Hint: $2^7=128>100$. That is, you can simply guess in the middle and bisect until you get to the solution.
In general, just find the smallest power of $2$ greater than the max number in your set. For $1000$, you should be able to get it in $10$ guesses, because $2^{10} = 1024$.
The answer is that $2^7=128>100$.
To be more precise:
Say that you start by guessing $50$. Either you're right, in which case you're done, or you're wrong; if you're wrong, then you know that the number is either in $[1,49]$ or $[51,100]$, so that there are only $49$ or $50$ possibilities left.
Now, assuming that you aren't already done, you have a collection of $49$ or $50$ possibilities left; guess the middle one. That is, if you are on $[1,49]$, guess (say) $25$; if you're on $[51,100]$, then guess (say) $75$. If you got it right: great. If not, then you find out whether it should be higher or lower; in particular, if you previously knew it was in $[1,49]$, then you either now know it is in $[1,24]$ or you now know it is in $[26, 49]$. If you previously knew it was in $[51,100]$, then either you know that it is in $[51,74]$ or that it is in $[76,100]$.
In any case, you have either already guess right, or you have narrowed down the possibilities to one of $[1,24]$, $[26,49]$, $[51,74]$, or $[76,100]$. In any one of these cases, there are at most $25$ possibilities left, and it must be one of them.

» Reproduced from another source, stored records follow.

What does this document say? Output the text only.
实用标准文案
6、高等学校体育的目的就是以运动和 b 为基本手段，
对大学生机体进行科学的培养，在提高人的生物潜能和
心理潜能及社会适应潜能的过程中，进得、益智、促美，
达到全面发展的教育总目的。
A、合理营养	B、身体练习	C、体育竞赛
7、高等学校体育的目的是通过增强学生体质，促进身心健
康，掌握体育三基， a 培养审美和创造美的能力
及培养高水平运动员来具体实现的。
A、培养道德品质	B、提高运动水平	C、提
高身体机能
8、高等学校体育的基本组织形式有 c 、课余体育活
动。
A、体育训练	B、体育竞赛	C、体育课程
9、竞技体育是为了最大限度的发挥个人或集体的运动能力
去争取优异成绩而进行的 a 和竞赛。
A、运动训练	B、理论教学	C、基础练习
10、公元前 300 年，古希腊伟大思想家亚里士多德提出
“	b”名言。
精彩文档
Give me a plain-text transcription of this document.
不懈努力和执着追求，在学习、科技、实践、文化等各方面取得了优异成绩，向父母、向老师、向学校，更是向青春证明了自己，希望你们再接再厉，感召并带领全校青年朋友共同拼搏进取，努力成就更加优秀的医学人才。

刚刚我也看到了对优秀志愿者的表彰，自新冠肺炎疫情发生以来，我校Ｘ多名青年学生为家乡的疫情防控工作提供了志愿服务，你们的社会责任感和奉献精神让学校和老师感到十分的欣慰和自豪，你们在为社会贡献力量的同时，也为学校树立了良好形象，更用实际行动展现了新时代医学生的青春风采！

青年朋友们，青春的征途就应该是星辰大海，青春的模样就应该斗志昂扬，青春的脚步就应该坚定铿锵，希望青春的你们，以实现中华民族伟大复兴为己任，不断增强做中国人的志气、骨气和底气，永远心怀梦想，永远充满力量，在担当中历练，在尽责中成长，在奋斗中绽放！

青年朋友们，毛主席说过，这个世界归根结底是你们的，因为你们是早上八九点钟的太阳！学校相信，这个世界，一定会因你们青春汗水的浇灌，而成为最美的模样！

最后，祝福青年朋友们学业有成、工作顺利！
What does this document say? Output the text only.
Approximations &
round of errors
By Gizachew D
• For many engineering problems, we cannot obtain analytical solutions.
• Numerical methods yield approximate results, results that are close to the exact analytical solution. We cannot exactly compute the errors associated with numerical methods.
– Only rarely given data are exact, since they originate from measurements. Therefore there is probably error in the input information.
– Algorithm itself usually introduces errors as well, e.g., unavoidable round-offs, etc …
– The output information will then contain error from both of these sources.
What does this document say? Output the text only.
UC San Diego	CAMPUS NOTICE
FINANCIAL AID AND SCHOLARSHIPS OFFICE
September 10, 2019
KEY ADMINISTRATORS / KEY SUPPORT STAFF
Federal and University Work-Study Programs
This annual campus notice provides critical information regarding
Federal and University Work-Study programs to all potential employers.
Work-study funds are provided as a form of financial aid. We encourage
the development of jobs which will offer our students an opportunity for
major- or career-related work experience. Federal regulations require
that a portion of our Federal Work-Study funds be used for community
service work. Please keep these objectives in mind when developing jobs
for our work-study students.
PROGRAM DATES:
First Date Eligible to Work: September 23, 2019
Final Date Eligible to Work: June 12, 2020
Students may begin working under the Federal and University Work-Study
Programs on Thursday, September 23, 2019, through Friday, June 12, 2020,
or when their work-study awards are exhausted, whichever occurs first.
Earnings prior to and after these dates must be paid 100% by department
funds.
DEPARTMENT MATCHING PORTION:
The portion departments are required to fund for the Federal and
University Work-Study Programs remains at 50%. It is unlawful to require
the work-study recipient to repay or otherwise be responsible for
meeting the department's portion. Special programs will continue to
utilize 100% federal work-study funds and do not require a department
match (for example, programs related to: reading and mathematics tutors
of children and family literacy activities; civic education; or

Continue in this way: cut your current interval of possibilities in half by a guess, so that you are either right or you can discard roughly half of the possibilities based on the announcement of "higher" or "lower".
By continuing this process, in the third step you narrow it down to at most $12$ possibilities; in the fourth, to at most $6$; in the fifth, to at most $3$; in the sixth, to at most $1$; and voila! In your seventh guess, assuming that you're unlucky enough to have not guessed it yet, there's only one number that could possibly be it.
Best Answer
Your first guess is just one number. For the second guess, you have two numbers that you will get correct depending on the high or low of the first. For the $n^{th}$ guess you have $2^{n-1}$, so after $6$ guesses you have had the possibility of guessing $63$ numbers. Assuming your opponent chooses his number uniformly, your chance of guessing it is $\frac {63}{100}$
Added: I assumed the player was smart enough to keep the guesses far enough apart so there is room for the strategy to play out. If the player randomly picks among the numbers that are still available, I think you would have to simulate it. I don't see an easy way to calculate it.